Que una actuación sea legal no borra de inmediato su impacto en la reputación. En el caso de Peramato, cualquier resolución justificable técnicamente termina resultando políticamente dudosa porque la confianza previa ya se había quebrado.
Ese es quizá el diagnóstico más grave: la Fiscalía ha perdido el beneficio de la duda.
Una institución fracturada
Otro factor relevante es la situación interna del Ministerio Fiscal. Las elecciones para el Consejo Fiscal evidenciaron que el sector crítico conserva una notable fuerza. Aunque esto no implica de forma inmediata una desautorización personal a Peramato, sí deja claro que la división interna continúa.
La Asociación de Fiscales ha denunciado opacidad y falta de explicaciones suficientes. La Unión Progresista de Fiscales, en cambio, ha defendido la legalidad de los nombramientos y ha denunciado una campaña de deslegitimación contra la institución. El resultado es una Fiscalía partida en dos relatos: para unos, Peramato representa continuidad y protección corporativa; para otros, es víctima de una ofensiva política contra el Ministerio Público.
Pero una fiscal general no puede limitarse a tener razón dentro de su propio bloque. Su responsabilidad es reconstruir confianza más allá de los suyos. Y en ese punto, el balance hasta ahora es débil.
El cuestionamiento principal: resulta insuficiente limitarse a no aparecer imputada
La defensa más cómoda de Peramato es decir que no está investigada. Y es cierto. Pero esa defensa es insuficiente.
La exigencia a una fiscal general del Estado no puede limitarse a no estar imputada. Debe garantizar independencia, transparencia, prudencia en los nombramientos, neutralidad institucional y distancia clara respecto de cualquier núcleo sometido a sospecha. En una institución tan sensible, la apariencia de protección interna puede ser casi tan dañina como la prueba de una irregularidad.
La investigación señala exactamente eso: no muestra a una Peramato acorralada por la justicia, sino a una Peramato políticamente constreñida por las decisiones que ella misma tomó.
Su mayor inconveniente no reside en haber asistido a las reuniones del caso Leire Díez. Lo realmente problemático es que todavía no ha presentado una explicación institucional lo bastante persuasiva sobre lo ocurrido, sobre los nombramientos posteriores y sobre la permanencia de determinados perfiles en puestos clave.
Tampoco es solo haber defendido a García Ortiz. El problema es que esa defensa se produjo cuando la Fiscalía necesitaba señales inequívocas de renovación, no de blindaje.

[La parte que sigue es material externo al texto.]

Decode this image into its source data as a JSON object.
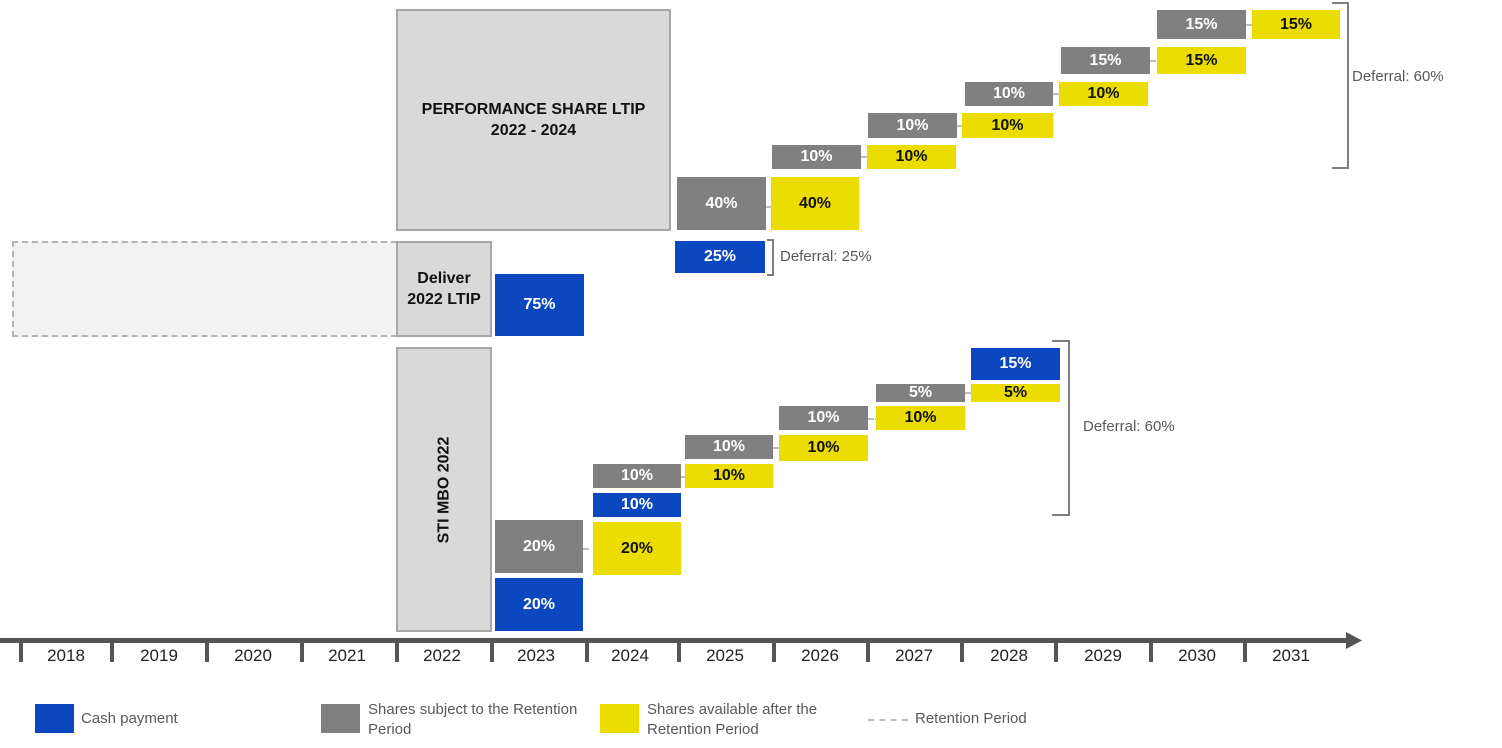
{
  "colors": {
    "cash": "#0b47bf",
    "retention_shares": "#808080",
    "available_shares": "#ecdd00",
    "plan_box": "#d9d9d9",
    "axis": "#555555"
  },
  "timeline": {
    "years": [
      "2018",
      "2019",
      "2020",
      "2021",
      "2022",
      "2023",
      "2024",
      "2025",
      "2026",
      "2027",
      "2028",
      "2029",
      "2030",
      "2031"
    ]
  },
  "plans": {
    "ltip_performance": {
      "line1": "PERFORMANCE SHARE LTIP",
      "line2": "2022 - 2024"
    },
    "deliver_ltip": {
      "line1": "Deliver",
      "line2": "2022 LTIP"
    },
    "sti": {
      "label": "STI MBO 2022"
    }
  },
  "ltip_blocks": {
    "cash_2023": "75%",
    "cash_2025": "25%",
    "ret_2025": "40%",
    "avail_2025": "40%",
    "ret_2026": "10%",
    "avail_2026": "10%",
    "ret_2027": "10%",
    "avail_2027": "10%",
    "ret_2028": "10%",
    "avail_2028": "10%",
    "ret_2029": "15%",
    "avail_2029": "15%",
    "ret_2030": "15%",
    "avail_2030": "15%"
  },
  "sti_blocks": {
    "cash_2023": "20%",
    "ret_2023": "20%",
    "avail_2024": "20%",
    "cash_2024": "10%",
    "ret_2024": "10%",
    "avail_2025": "10%",
    "ret_2025": "10%",
    "avail_2026": "10%",
    "ret_2026": "10%",
    "avail_2027": "10%",
    "ret_2027": "5%",
    "avail_2028": "5%",
    "cash_2028": "15%"
  },
  "deferrals": {
    "ltip_cash": "Deferral: 25%",
    "ltip_shares": "Deferral: 60%",
    "sti": "Deferral: 60%"
  },
  "legend": {
    "cash": "Cash payment",
    "retention_line1": "Shares subject to the Retention",
    "retention_line2": "Period",
    "available_line1": "Shares available after the",
    "available_line2": "Retention Period",
    "period": "Retention Period"
  }
}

Una fiscal general bajo vigilancia pública
La conclusión más equilibrada, pero también más crítica, es clara: Teresa Peramato no aparece, con la información disponible, como imputada ni como participante directa en una trama. Pero su gestión sí ha quedado gravemente condicionada por una sucesión de decisiones que alimentan la sospecha de continuismo, protección interna y falta de transparencia.
Su caso no es todavía el de una responsabilidad judicial acreditada. Es el de una responsabilidad institucional pendiente de explicación.
Y ahí está el punto más delicado: cuando la Fiscalía General del Estado necesita recuperar autoridad moral, no puede permitirse decisiones que parezcan diseñadas para proteger al antiguo núcleo de poder. Peramato tenía la oportunidad de marcar distancia, abrir ventanas y recomponer la confianza. Hasta ahora, sin embargo, su gestión ha proyectado demasiadas sombras y pocas señales de ruptura.
La Fiscalía no está en condiciones de exigir confianza cuando se comporta como si la desconfianza fuera únicamente un asunto comunicativo. La credibilidad se recupera mediante acciones concretas, con apertura y con resoluciones que no den la impresión de favorecer a los de siempre.
Teresa Peramato aún dispone de la oportunidad de evidenciar que su mandato no se limitará a una simple continuación del previo, aunque para alcanzarlo necesita algo más que fundamentos legales: requiere una política definida que haga visible su independencia, porque en una institución tan deteriorada no basta con cumplir la ley, también resulta esencial parecer íntegra.